Boekjes maken (Boekje kopiëren)
U kunt de paginaopmaak zo regelen dat dubbelzijdige exemplaren een boekje vormen wanneer ze dubbelgevouwen worden. U kunt ook een omslag toevoegen met ander papier dan dat van het hoofddocument.
U kunt ook afwerkingsinstellingen configureren, zoals het dubbelvouwen van de pagina's van de kopie van het boekje en het nieten in de vouw (zadelnieten).
Originelen plaatsen bij het maken van boekjeskopieën

Plaats originelen van hetzelfde formaat. U kunt geen boekjes kopiëren voor originelen van verschillende formaten.
Plaats verticale originelen in staande richting.
BELANGRIJK
Bruikbaar papier
Boekjes kunnen mogelijk niet worden gekopieerd met bepaalde papierformaten en -soorten.
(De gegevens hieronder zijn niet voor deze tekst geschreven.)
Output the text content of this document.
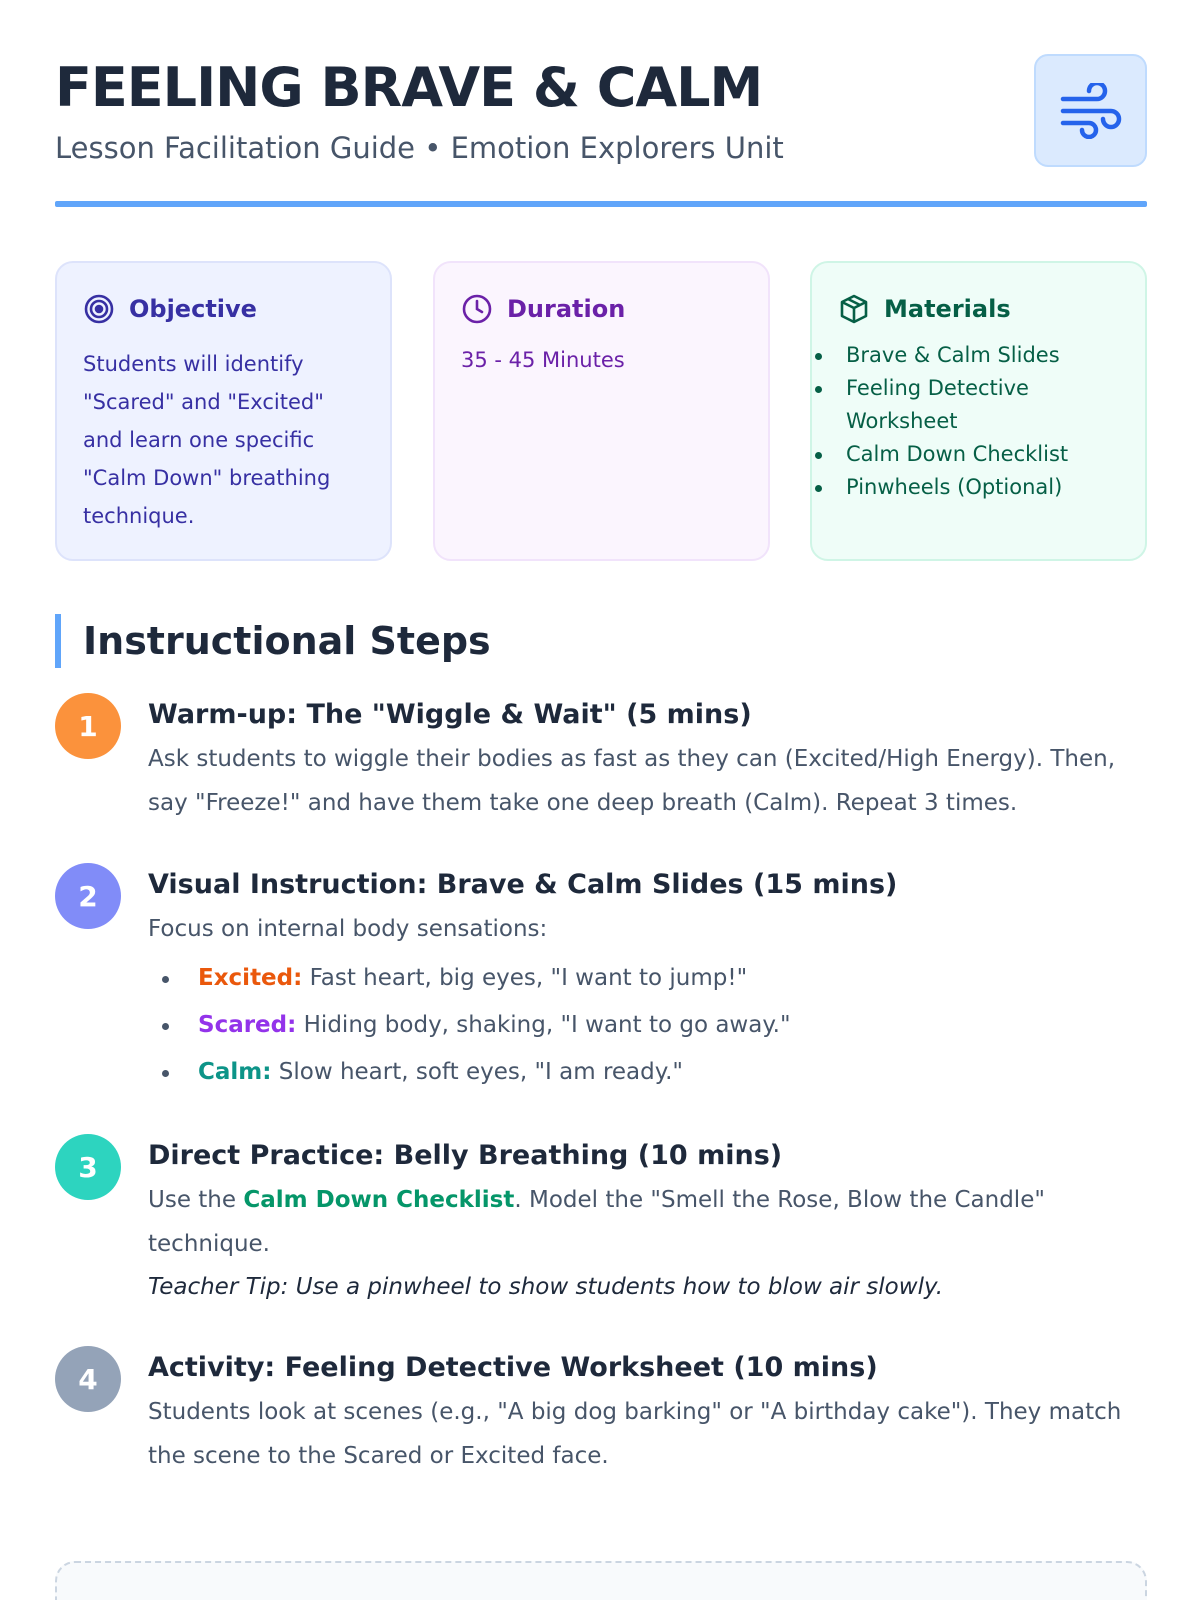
FEELING BRAVE & CALM
Lesson Facilitation Guide • Emotion Explorers Unit
Objective
Students will identify "Scared" and "Excited" and learn one specific "Calm Down" breathing technique.
Duration
35 - 45 Minutes
Materials
Brave & Calm Slides
Feeling Detective Worksheet
Calm Down Checklist
Pinwheels (Optional)
Instructional Steps
1	Warm-up: The "Wiggle & Wait" (5 mins)
Ask students to wiggle their bodies as fast as they can (Excited/High Energy). Then, say "Freeze!" and have them take one deep breath (Calm). Repeat 3 times.
2	Visual Instruction: Brave & Calm Slides (15 mins)
Focus on internal body sensations:
Excited: Fast heart, big eyes, "I want to jump!"
Scared: Hiding body, shaking, "I want to go away."
Calm: Slow heart, soft eyes, "I am ready."
3	Direct Practice: Belly Breathing (10 mins)
Use the Calm Down Checklist. Model the "Smell the Rose, Blow the Candle" technique.
Teacher Tip: Use a pinwheel to show students how to blow air slowly.
4	Activity: Feeling Detective Worksheet (10 mins)
Students look at scenes (e.g., "A big dog barking" or "A birthday cake"). They match the scene to the Scared or Excited face.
Als u zwaar papier gebruikt voor de omslag, is het mogelijk dat de machine niet op de omslag kopieert, zelfs als u de instellingen hiervoor configureert, afhankelijk van de dikte van het papier.
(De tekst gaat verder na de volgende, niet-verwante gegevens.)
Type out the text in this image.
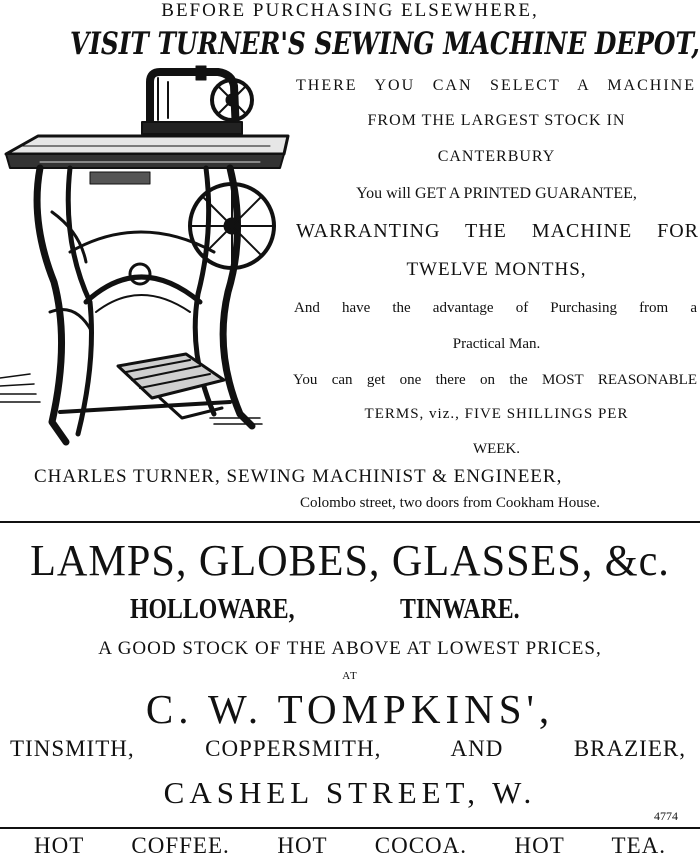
BEFORE PURCHASING ELSEWHERE,
VISIT TURNER'S SEWING MACHINE DEPOT,
THERE YOU CAN SELECT A MACHINE
FROM THE LARGEST STOCK IN
CANTERBURY
You will GET A PRINTED GUARANTEE,
WARRANTING THE MACHINE FOR
TWELVE MONTHS,
And have the advantage of Purchasing from a
Practical Man.
You can get one there on the MOST REASONABLE
TERMS, viz., FIVE SHILLINGS PER
WEEK.
CHARLES TURNER, SEWING MACHINIST & ENGINEER,
Colombo street, two doors from Cookham House.
LAMPS, GLOBES, GLASSES, &c.
HOLLOWARE,	TINWARE.
A GOOD STOCK OF THE ABOVE AT LOWEST PRICES,
AT
C. W. TOMPKINS',
TINSMITH, COPPERSMITH, AND BRAZIER,
CASHEL STREET, W.
4774
HOT COFFEE. HOT COCOA. HOT TEA.
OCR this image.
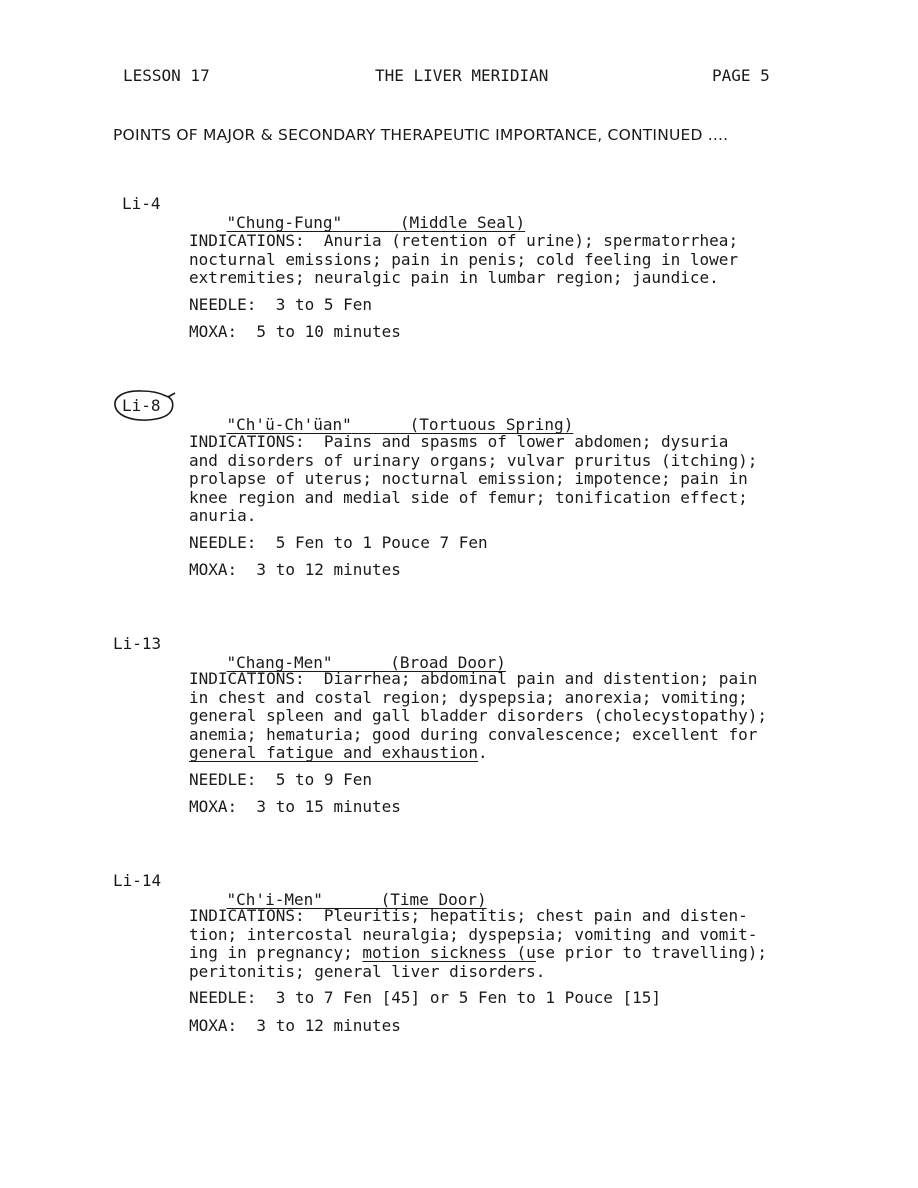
LESSON 17	THE LIVER MERIDIAN	PAGE 5
POINTS OF MAJOR & SECONDARY THERAPEUTIC IMPORTANCE, CONTINUED ....
Li-4

"Chung-Fung"	(Middle Seal)

INDICATIONS:  Anuria (retention of urine); spermatorrhea;
nocturnal emissions; pain in penis; cold feeling in lower
extremities; neuralgic pain in lumbar region; jaundice.
NEEDLE:  3 to 5 Fen
MOXA:  5 to 10 minutes
Li-8

"Ch'ü-Ch'üan"	(Tortuous Spring)

INDICATIONS:  Pains and spasms of lower abdomen; dysuria
and disorders of urinary organs; vulvar pruritus (itching);
prolapse of uterus; nocturnal emission; impotence; pain in
knee region and medial side of femur; tonification effect;
anuria.
NEEDLE:  5 Fen to 1 Pouce 7 Fen
MOXA:  3 to 12 minutes
Li-13

"Chang-Men"	(Broad Door)

INDICATIONS:  Diarrhea; abdominal pain and distention; pain
in chest and costal region; dyspepsia; anorexia; vomiting;
general spleen and gall bladder disorders (cholecystopathy);
anemia; hematuria; good during convalescence; excellent for
general fatigue and exhaustion.
NEEDLE:  5 to 9 Fen
MOXA:  3 to 15 minutes
Li-14

"Ch'i-Men"	(Time Door)

INDICATIONS:  Pleuritis; hepatitis; chest pain and disten-
tion; intercostal neuralgia; dyspepsia; vomiting and vomit-
ing in pregnancy; motion sickness (use prior to travelling);
peritonitis; general liver disorders.
NEEDLE:  3 to 7 Fen [45] or 5 Fen to 1 Pouce [15]
MOXA:  3 to 12 minutes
Bruikbaar papier voor het drukken van boekjes
Er zijn beperkingen aan de papiersoorten en het aantal bladen dat op de rug geniet kan worden. Raadpleeg de specificaties van de opties die u gebruikt voor meer informatie over de beperkingen van de papiersoorten en het aantal vellen dat zadelgeniet kan worden.
Opties met afwerkingsfuncties
1
Druk op het kopieerscherm op [Opties]

[Boekje].
Kopieerscherm
Het scherm [Boekje] wordt weergegeven.
2
Selecteer of u de pagina's al dan niet in boekjes wilt rangschikken.
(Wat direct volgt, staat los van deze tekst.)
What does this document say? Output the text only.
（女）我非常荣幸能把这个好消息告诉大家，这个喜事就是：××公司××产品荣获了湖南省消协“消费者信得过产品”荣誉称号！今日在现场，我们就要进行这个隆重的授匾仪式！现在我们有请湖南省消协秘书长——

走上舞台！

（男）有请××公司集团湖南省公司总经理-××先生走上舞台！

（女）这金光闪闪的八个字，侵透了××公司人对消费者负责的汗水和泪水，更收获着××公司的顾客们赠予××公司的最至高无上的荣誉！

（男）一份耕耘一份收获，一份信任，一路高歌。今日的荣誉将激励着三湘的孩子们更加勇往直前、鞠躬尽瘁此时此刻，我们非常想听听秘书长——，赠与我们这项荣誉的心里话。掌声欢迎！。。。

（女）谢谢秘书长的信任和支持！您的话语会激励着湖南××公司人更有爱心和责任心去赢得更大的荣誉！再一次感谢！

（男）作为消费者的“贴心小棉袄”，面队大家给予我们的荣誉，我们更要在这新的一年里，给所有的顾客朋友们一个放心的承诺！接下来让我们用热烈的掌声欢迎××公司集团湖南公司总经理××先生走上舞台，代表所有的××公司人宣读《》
Gewoonlijk selecteert u [Boekje scan]. Als u een origineel gebruikt met pagina's die al in boekjes zijn gerangschikt, selecteert u [Geen boekje scan maken].
Boekjes kopiëren met dubbelzijdige originelen

Druk op [2-zijdig origineel], selecteer hoe het origineel wordt geopend en druk op [OK].
[Type boek]
Selecteer dit als de oriëntatie van de boven- en onderkant van de voor- en achterkant van het origineel hetzelfde is.
[Type kalender]
Selecteer dit als de boven- en onderoriëntatie van de voor- en achterkant van het origineel tegenovergesteld zijn.
Meerdere pagina's van het origineel op één pagina rangschikken (N op 1)

Wanneer [N op 1] wordt weergegeven, kunt u meerdere pagina's van het origineel op één pagina in het boekje rangschikken.
Druk op [N op 1], selecteer het aantal pagina's dat u wilt combineren en druk op [OK].
Om de paginavolgorde (lay-out bij het combineren van originelen) te wijzigen, drukt u op [Stel details in], selecteert u de paginavolgorde en drukt u op [OK].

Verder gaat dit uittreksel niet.